The conclusion of the Canada-United States Free Trade Agreement (CUSFTA) in 1987 led to the conclusion of the North American Free Trade Agreement (NAFTA) in 1994 and, subsequently, to the Free Trade Areas of the Americas initiative. After 2000, the United States sought to densify its free trade agreements network and by 2015 has gradually concluded bilateral and plurilateral free trade agreements with a total of 25 countries.
The size of the U.S. economy and the consequent desire of other countries to become preferential U.S. trading partners allowed the proliferation of these free trade agreements. Since the 2000s, the extension of the U.S. free trade agreements’ network along with the reaction of the European Union to the risk of losing privileged access to markets covered by the U.S. free trade agreements and the consequent competitive attitude between the two in the conclusion of free trade agreements has led to a generalized shift from multilateral negotiations to plurilateral and bilateral preferential trade agreements. This shift from multilateralism to regionalism, plurilateralism and bilateralism in international trade negotiations has wide-ranging repercussions for the future international rules of trade.

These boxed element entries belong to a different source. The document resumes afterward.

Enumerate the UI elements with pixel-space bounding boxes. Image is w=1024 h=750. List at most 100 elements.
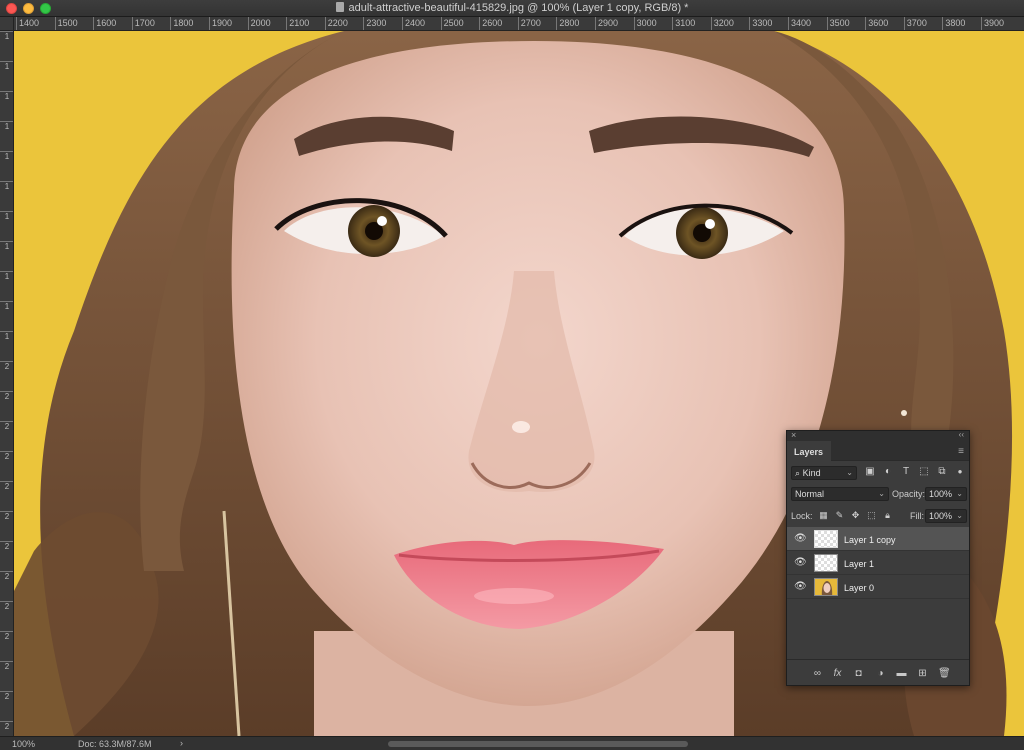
ruler-tick-label: 1	[0, 271, 13, 281]
status-bar: 100% Doc: 63.3M/87.6M ›	[0, 736, 1024, 750]
lock-row: Lock: ▦ ✎ ✥ ⬚ 🔒︎ Fill: 100% ⌄	[787, 505, 969, 527]
type-filter-icon[interactable]: T	[901, 467, 911, 477]
visibility-eye-icon[interactable]: 👁︎	[794, 582, 807, 592]
adjustment-filter-icon[interactable]: ◐	[883, 467, 893, 477]
lock-all-icon[interactable]: 🔒︎	[883, 511, 892, 520]
adjustment-layer-icon[interactable]: ◑	[875, 668, 886, 679]
ruler-tick-label: 2000	[247, 17, 271, 30]
chevron-down-icon: ⌄	[956, 511, 963, 520]
lock-label: Lock:	[791, 511, 813, 521]
layer-row[interactable]: 👁︎ Layer 0	[787, 575, 969, 599]
ruler-tick-label: 2300	[363, 17, 386, 30]
new-group-folder-icon[interactable]: ▬	[896, 668, 907, 679]
link-layers-icon[interactable]: ∞	[812, 668, 823, 679]
ruler-tick-label: 2	[0, 571, 13, 581]
ruler-tick-label: 2600	[479, 17, 502, 30]
tab-layers[interactable]: Layers	[787, 441, 831, 461]
blend-mode-select[interactable]: Normal ⌄	[791, 487, 889, 501]
layer-thumbnail	[814, 554, 838, 572]
layers-panel-footer: ∞ fx ◘ ◑ ▬ ⊞ 🗑︎	[787, 659, 969, 685]
fill-field[interactable]: 100% ⌄	[925, 509, 967, 523]
visibility-eye-icon[interactable]: 👁︎	[794, 534, 807, 544]
fill-value: 100%	[929, 511, 953, 521]
layer-thumbnail	[814, 578, 838, 596]
ruler-tick-label: 1	[0, 61, 13, 71]
layer-name[interactable]: Layer 0	[844, 583, 874, 593]
lock-artboard-icon[interactable]: ⬚	[867, 511, 876, 520]
layer-row[interactable]: 👁︎ Layer 1	[787, 551, 969, 575]
document-title: adult-attractive-beautiful-415829.jpg @ …	[0, 2, 1024, 14]
ruler-tick-label: 1	[0, 121, 13, 131]
document-icon	[335, 2, 344, 12]
ruler-tick-label: 2	[0, 391, 13, 401]
chevron-down-icon: ⌄	[846, 468, 853, 477]
panel-header-strip: × ‹‹	[787, 430, 969, 441]
blend-row: Normal ⌄ Opacity: 100% ⌄	[787, 483, 969, 505]
ruler-tick-label: 2	[0, 511, 13, 521]
ruler-tick-label: 2	[0, 661, 13, 671]
add-mask-icon[interactable]: ◘	[853, 668, 864, 679]
ruler-tick-label: 1	[0, 301, 13, 311]
lock-transparent-pixels-icon[interactable]: ▦	[819, 511, 828, 520]
ruler-tick-label: 2800	[556, 17, 579, 30]
layer-style-fx-icon[interactable]: fx	[832, 668, 843, 679]
ruler-tick-label: 1	[0, 91, 13, 101]
blend-mode-value: Normal	[795, 489, 825, 499]
horizontal-scrollbar[interactable]	[388, 741, 688, 747]
ruler-tick-label: 2	[0, 361, 13, 371]
layer-name[interactable]: Layer 1	[844, 559, 874, 569]
ruler-tick-label: 2	[0, 451, 13, 461]
ruler-tick-label: 1600	[93, 17, 116, 30]
ruler-tick-label: 3900	[981, 17, 1004, 30]
ruler-tick-label: 2200	[324, 17, 348, 30]
filter-toggle-icon[interactable]: ●	[955, 467, 965, 477]
ruler-tick-label: 2100	[286, 17, 309, 30]
close-panel-icon[interactable]: ×	[791, 430, 796, 440]
horizontal-ruler[interactable]: 1400 1500 1600 1700 1800 1900 2000 2100 2200 2300…	[14, 17, 1024, 31]
pixel-filter-icon[interactable]: ▣	[865, 467, 875, 477]
layers-panel: × ‹‹ Layers ≡ ⌕ Kind ⌄ ▣ ◐ T ⬚ ⧉ ● Norma…	[786, 430, 970, 686]
ruler-tick-label: 2400	[402, 17, 425, 30]
layer-thumbnail	[814, 530, 838, 548]
visibility-eye-icon[interactable]: 👁︎	[794, 558, 807, 568]
document-size: Doc: 63.3M/87.6M	[78, 739, 152, 749]
ruler-tick-label: 2700	[517, 17, 541, 30]
filter-kind-label: Kind	[802, 468, 821, 478]
ruler-tick-label: 3400	[788, 17, 811, 30]
ruler-tick-label: 2	[0, 691, 13, 701]
ruler-corner[interactable]	[0, 17, 14, 31]
filter-kind-select[interactable]: ⌕ Kind ⌄	[791, 466, 857, 480]
ruler-tick-label: 3500	[826, 17, 850, 30]
delete-layer-trash-icon[interactable]: 🗑︎	[938, 668, 951, 679]
ruler-tick-label: 2	[0, 601, 13, 611]
layer-name[interactable]: Layer 1 copy	[844, 535, 896, 545]
zoom-level[interactable]: 100%	[12, 739, 35, 749]
status-menu-arrow[interactable]: ›	[180, 738, 183, 748]
search-icon: ⌕	[795, 468, 801, 478]
new-layer-icon[interactable]: ⊞	[917, 668, 928, 679]
ruler-tick-label: 1500	[54, 17, 78, 30]
ruler-tick-label: 2500	[440, 17, 464, 30]
ruler-tick-label: 3200	[710, 17, 734, 30]
vertical-ruler[interactable]: 1 1 1 1 1 1 1 1 1 1 1 2 2 2 2 2 2 2 2 2 2 2 2 2	[0, 31, 14, 736]
chevron-down-icon: ⌄	[956, 489, 963, 498]
portrait-thumbnail-icon	[815, 579, 837, 595]
panel-menu-icon[interactable]: ≡	[958, 446, 964, 457]
ruler-tick-label: 2	[0, 481, 13, 491]
opacity-label: Opacity:	[892, 489, 926, 499]
ruler-tick-label: 3300	[749, 17, 772, 30]
ruler-tick-label: 2	[0, 541, 13, 551]
collapse-panel-icon[interactable]: ‹‹	[959, 430, 964, 439]
ruler-tick-label: 1900	[209, 17, 232, 30]
smart-object-filter-icon[interactable]: ⧉	[937, 467, 947, 477]
opacity-field[interactable]: 100% ⌄	[925, 487, 967, 501]
lock-image-pixels-icon[interactable]: ✎	[835, 511, 844, 520]
chevron-down-icon: ⌄	[878, 489, 885, 498]
ruler-tick-label: 1800	[170, 17, 193, 30]
layers-list: 👁︎ Layer 1 copy 👁︎ Layer 1 👁︎ Layer 0	[787, 527, 969, 599]
layer-row[interactable]: 👁︎ Layer 1 copy	[787, 527, 969, 551]
ruler-tick-label: 1	[0, 181, 13, 191]
ruler-tick-label: 2900	[595, 17, 618, 30]
lock-position-icon[interactable]: ✥	[851, 511, 860, 520]
shape-filter-icon[interactable]: ⬚	[919, 467, 929, 477]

The rise of free trade agreements has already changed the focus of the academic debate. The challenge of free trade agreements rather than of the WTO now almost monopolizes the discussions on international trade law, a trend that was expected to intensify after the conclusion of the TTP and the advancement of the negotiations on the TTIP. The recent withdrawal of the United States from the TTP and the stalemate of the negotiations on the TTIP may mark the beginning of a new era. CALS monitors these developments and provides a permanent forum for reflection, discussion and analysis.